Wednesday, October 31, 2007

An Old Perspective on Sugar

They lurk around the corner of every cubicle. Glossy, fluorescent, just waiting to ambush the unsuspecting breakfast-skipper: boxed cakes, doughnuts, cookies, candies and pastries, frosted inside and out. They tower at the entrances to supermarkets, intercepting shoppers just before the produce aisle. Nary a Sunday morning passes that I don’t see small children double-fisting doughnuts or frosted cookies during the church fellowship hour.
Sugar is the angel and the devil on all our shoulders. So sweet, but is it really bad for you? Not surprisingly, the Sugar Association says no. Others implicate sugar in every malady from hyperactivity to heart disease.
At its most innocuous, refined sugar provides empty calories. Consuming too many “stripped” calories leads to deficiencies, weight gain, or both. In nature, plant sugars grow together with the proteins, vitamins and minerals we need to metabolize them. Lacking these partners, refined sugars draw nutrients from our bones and teeth for their digestion.
Even if nothing else were true about sugar – allegations about obesity, diabetes, immunosuppression, cancer – the specter of nutritional deficiency is reason enough for me to cut back on the sweet stuff. To get an idea of how far, I look to history.
Our desire for sweetness is inborn and natural. We learn it at our mother’s breast; the sweetness (and fat) of breast milk is deeply associated with comfort and love. After we’re weaned, our sweet tooth guides us to the ripest (most nutritious) fruits and vegetables and protects us from poisonous and spoiled foods.
For all but the last fifty years of human experience, sugar was not available in the abundance it is today. It was prescribed as a medicine in some cultures, used as money in others, and in all cases rare and precious. In the amounts and forms naturally available, sugar was a harmless treat.
Sweetness, then, is something to be treasured. It occurs rarely in nature and often at great expense of energy, which should guide how much we eat now. If we had to gather our own honey, maple sap or sugar cane, how much less would we consume? In light of the effort it took, how much more would we value it?
Modern technology has short-circuited sugar’s natural rarity. The average American consumes up to thirty times as much sugar today as a hundred years ago. That must translate to a difference in our body chemistry.
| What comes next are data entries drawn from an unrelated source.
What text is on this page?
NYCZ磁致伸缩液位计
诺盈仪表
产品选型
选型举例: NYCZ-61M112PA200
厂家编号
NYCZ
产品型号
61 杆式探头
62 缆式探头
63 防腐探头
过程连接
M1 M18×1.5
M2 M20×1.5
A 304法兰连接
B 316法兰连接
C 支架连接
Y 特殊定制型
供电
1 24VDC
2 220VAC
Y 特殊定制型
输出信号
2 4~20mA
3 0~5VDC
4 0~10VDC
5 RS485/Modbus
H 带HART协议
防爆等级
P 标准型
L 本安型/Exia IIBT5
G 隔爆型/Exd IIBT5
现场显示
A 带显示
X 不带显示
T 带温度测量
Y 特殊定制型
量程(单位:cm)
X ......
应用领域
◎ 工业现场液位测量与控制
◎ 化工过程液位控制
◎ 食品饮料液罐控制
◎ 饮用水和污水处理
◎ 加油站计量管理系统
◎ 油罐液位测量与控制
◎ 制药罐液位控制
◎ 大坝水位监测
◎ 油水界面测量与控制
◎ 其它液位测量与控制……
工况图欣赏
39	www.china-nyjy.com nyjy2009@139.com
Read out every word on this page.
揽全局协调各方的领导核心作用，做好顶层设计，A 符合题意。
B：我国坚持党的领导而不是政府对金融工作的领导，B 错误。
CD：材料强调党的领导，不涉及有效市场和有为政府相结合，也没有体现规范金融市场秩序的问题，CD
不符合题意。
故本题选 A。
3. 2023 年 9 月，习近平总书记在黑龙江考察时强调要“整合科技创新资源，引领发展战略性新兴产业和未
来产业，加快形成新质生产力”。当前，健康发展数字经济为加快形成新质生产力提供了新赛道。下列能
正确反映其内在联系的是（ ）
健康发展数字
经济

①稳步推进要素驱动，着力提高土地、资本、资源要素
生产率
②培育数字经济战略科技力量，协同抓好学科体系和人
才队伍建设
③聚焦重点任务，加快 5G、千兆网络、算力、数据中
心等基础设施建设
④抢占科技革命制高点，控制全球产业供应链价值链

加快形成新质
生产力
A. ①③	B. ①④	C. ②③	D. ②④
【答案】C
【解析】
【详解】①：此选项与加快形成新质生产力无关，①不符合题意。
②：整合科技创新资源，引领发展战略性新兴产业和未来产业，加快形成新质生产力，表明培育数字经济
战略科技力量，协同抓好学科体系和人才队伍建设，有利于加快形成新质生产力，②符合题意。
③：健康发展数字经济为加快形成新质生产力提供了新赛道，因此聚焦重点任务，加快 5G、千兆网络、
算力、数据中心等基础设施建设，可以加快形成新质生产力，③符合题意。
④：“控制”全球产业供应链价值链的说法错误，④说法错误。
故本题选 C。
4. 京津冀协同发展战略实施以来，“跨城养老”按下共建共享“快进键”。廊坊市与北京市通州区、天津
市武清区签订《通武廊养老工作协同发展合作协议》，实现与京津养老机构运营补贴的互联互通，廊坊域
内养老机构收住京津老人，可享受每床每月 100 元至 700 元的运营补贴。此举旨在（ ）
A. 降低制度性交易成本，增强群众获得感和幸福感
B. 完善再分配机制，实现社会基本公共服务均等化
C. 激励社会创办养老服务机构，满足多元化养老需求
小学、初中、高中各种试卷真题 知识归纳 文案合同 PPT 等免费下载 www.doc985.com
Culturally, sweets have become more of an entitlement than a treat, knocking sugar off its traditional pedestal.
In my childhood, Halloween was one of the few magical times of the year that I had my own stash of candy (the others being Easter and Camp-of-the-Woods). Like Charlie and his chocolate bar, I carefully rationed it to last all month. I would save chocolate chip bags just to smell the chocolate lingering on the inside; my siblings thought I was crazy. And then when I was older and could have all the candy I wanted, I gradually lost my taste for it. I still enjoy high quality chocolate and homemade desserts now and then, but I have a new appreciation for where sugar belongs.
Part of adopting a traditional diet includes giving sugar back the respect it deserves – keeping it in its natural forms like fruit and honey, obtaining the highest quality, using it to accent nourishing foods, and saving it for special occasions.
As the proverb says: “If you find honey, eat just enough— too much of it, and you will vomit.” Ancient wisdom at its best.